Hi-Tech Energy Windows general manager Shawn Kapusta told 680 CJOB that worrying about glass windows getting to job sites in one piece is a constant concern with current road conditions.
“It’s stressful. You put a package of windows into a truck or trailer and you just pray that it’s going to get to the site in one piece,” he said.
“The streets are just horrible right now. You can have nice, straight streets, and you see the people in front of you bobbing and weaving like they’re on a NASCAR circuit because of the potholes.”
Kapusta said despite research into the safest methods of packaging, strapping, and using rubber to keep windows intact, heading out on spring roads in Winnipeg can still be a crap shoot, and can potentially cost his company a lot of money.
“A window package … you could range from $5-to-$20,000 sitting there, so you need to get it to the house in one piece.
“There are weeks that go into a job, and then your guys get there and they open a truck and see broken glass.

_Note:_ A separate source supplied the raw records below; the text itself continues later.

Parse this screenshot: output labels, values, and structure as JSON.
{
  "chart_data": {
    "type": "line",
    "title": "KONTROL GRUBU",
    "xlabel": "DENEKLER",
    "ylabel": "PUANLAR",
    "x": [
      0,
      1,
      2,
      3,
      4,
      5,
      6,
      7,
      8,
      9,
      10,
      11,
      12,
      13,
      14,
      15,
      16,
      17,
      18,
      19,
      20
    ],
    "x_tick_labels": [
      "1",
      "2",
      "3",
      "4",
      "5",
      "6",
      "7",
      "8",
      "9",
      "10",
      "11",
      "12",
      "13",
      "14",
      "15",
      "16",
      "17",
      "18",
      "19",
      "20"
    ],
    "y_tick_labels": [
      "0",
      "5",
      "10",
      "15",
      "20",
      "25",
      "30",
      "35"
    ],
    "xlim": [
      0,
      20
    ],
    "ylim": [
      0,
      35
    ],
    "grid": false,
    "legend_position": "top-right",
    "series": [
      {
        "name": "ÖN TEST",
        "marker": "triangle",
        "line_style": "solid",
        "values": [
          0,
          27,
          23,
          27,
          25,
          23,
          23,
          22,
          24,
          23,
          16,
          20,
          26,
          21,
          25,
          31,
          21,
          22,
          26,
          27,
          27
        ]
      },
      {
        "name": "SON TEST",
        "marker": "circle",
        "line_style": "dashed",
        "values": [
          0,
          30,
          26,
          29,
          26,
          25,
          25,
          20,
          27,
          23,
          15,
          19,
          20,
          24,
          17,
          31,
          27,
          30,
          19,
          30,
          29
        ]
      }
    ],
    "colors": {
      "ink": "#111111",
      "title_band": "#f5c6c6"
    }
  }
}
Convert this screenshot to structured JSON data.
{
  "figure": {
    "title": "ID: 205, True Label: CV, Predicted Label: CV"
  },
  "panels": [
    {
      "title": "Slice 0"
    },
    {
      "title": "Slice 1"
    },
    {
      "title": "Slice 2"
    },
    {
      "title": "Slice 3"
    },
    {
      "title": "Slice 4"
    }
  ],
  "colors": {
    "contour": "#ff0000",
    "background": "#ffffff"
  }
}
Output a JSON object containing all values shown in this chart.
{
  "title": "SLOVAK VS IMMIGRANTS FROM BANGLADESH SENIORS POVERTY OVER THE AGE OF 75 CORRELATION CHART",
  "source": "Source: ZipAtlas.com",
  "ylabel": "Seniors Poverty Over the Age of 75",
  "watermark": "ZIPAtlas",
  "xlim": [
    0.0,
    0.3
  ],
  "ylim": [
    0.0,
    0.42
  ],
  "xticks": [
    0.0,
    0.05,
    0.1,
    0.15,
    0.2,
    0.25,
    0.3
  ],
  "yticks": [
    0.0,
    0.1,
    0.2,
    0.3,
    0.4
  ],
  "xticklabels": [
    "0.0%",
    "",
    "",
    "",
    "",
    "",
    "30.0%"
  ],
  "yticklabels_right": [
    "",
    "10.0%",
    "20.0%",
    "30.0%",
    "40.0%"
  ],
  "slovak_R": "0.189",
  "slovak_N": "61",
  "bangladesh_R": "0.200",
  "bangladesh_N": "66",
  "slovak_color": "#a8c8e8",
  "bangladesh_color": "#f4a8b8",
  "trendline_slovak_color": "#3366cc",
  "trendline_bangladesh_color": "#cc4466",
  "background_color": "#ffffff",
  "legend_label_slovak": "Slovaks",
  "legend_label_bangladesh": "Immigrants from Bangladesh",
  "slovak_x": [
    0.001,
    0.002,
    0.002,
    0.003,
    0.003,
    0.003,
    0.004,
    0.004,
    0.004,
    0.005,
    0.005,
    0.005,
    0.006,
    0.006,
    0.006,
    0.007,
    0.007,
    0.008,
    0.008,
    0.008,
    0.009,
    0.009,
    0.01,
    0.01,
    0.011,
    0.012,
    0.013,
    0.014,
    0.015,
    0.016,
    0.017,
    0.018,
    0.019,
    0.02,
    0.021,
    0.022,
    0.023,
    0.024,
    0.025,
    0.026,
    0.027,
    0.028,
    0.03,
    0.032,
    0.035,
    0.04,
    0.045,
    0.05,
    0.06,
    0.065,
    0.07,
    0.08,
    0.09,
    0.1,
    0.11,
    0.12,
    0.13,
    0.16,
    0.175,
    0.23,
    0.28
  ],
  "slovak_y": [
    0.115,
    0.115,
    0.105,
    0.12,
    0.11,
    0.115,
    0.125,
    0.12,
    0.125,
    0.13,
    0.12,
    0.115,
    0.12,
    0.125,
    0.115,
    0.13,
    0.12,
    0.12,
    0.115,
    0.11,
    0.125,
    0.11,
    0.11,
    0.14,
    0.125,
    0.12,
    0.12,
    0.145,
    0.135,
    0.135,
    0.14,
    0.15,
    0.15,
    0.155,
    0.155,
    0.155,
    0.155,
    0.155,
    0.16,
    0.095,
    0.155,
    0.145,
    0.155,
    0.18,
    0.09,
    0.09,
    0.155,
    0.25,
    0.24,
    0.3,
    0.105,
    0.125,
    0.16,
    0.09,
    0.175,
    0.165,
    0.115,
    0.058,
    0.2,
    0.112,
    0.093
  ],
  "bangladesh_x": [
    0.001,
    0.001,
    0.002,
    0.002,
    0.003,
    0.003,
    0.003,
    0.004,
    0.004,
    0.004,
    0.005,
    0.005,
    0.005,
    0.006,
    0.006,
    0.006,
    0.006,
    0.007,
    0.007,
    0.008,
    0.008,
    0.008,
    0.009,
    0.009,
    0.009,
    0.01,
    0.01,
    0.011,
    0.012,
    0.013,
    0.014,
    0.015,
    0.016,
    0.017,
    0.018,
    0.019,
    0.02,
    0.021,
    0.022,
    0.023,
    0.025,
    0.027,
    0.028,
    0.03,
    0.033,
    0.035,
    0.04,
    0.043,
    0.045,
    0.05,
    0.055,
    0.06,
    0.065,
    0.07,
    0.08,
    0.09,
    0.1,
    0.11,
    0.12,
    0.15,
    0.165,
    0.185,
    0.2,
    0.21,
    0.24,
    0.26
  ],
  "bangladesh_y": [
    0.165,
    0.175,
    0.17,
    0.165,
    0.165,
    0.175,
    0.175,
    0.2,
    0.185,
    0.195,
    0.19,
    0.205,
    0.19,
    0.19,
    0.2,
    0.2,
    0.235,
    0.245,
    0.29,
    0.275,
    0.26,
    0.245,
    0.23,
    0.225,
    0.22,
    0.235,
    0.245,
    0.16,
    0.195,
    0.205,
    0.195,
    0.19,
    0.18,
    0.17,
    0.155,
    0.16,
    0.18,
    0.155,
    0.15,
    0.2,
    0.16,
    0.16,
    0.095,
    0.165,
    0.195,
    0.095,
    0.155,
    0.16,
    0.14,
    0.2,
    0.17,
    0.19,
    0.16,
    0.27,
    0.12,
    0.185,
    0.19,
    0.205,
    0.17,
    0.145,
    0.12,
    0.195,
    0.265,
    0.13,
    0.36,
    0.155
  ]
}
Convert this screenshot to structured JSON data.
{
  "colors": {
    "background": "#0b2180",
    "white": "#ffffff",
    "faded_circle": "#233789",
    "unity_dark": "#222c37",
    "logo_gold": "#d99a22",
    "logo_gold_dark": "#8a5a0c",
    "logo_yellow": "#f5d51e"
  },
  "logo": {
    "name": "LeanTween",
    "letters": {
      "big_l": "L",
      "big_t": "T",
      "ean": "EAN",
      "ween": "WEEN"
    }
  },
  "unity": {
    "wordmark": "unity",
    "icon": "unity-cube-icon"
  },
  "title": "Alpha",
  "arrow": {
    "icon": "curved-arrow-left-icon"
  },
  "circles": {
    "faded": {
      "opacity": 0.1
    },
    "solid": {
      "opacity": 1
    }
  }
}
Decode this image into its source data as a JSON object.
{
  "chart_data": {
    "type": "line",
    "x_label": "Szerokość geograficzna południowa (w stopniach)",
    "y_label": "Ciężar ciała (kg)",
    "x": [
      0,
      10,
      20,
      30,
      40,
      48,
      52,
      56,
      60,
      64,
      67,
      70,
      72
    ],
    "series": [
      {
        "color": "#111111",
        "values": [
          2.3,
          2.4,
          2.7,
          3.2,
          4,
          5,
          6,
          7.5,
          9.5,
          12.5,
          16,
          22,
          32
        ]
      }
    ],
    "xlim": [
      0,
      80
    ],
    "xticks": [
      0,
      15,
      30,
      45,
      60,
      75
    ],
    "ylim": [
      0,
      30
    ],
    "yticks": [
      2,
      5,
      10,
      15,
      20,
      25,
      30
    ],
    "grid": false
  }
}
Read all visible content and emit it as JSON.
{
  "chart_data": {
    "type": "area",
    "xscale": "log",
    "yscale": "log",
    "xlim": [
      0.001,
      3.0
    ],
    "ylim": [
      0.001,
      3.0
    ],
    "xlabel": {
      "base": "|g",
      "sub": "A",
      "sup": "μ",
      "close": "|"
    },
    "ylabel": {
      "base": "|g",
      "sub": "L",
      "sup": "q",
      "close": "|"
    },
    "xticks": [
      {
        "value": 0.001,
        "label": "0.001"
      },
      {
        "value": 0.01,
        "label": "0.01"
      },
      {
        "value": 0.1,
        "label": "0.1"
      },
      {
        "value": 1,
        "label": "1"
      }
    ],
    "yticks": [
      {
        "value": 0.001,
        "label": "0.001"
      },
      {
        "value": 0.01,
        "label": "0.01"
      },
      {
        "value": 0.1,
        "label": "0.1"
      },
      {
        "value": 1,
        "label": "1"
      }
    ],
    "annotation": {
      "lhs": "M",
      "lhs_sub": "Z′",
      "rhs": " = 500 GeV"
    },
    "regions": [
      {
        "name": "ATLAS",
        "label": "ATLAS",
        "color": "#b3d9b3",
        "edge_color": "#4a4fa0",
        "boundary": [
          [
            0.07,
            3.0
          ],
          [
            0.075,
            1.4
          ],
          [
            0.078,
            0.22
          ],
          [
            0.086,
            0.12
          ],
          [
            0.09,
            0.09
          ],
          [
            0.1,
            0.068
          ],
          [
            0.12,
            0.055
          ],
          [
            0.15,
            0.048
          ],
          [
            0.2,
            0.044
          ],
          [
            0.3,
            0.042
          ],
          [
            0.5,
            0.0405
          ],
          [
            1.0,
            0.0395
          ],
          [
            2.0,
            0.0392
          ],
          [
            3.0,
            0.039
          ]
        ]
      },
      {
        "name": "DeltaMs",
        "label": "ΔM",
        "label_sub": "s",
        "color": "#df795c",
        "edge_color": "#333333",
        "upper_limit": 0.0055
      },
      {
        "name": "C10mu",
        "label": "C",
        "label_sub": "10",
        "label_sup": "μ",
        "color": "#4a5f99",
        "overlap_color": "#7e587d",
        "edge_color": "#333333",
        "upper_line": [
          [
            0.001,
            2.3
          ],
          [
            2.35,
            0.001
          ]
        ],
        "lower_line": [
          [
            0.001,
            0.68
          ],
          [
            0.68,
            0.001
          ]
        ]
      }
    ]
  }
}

“It’s heartwrenching, for one, and you’ve got to scramble for the homeowner who has been waiting all this time. It’s a scramble getting something done in time so we can get the job finished for them.”
Kapusta said the trucks and trailers don’t have the same type of suspension as a standard SUV, for example, and that his drivers will go out of their way to avoid problem streets just to protect their cargo.
“There are roads in the city – you look right around here, St. James Street, Empress, Saskatchewan – there are roads the guys will not go down.
“There’s better gravel roads in the province.”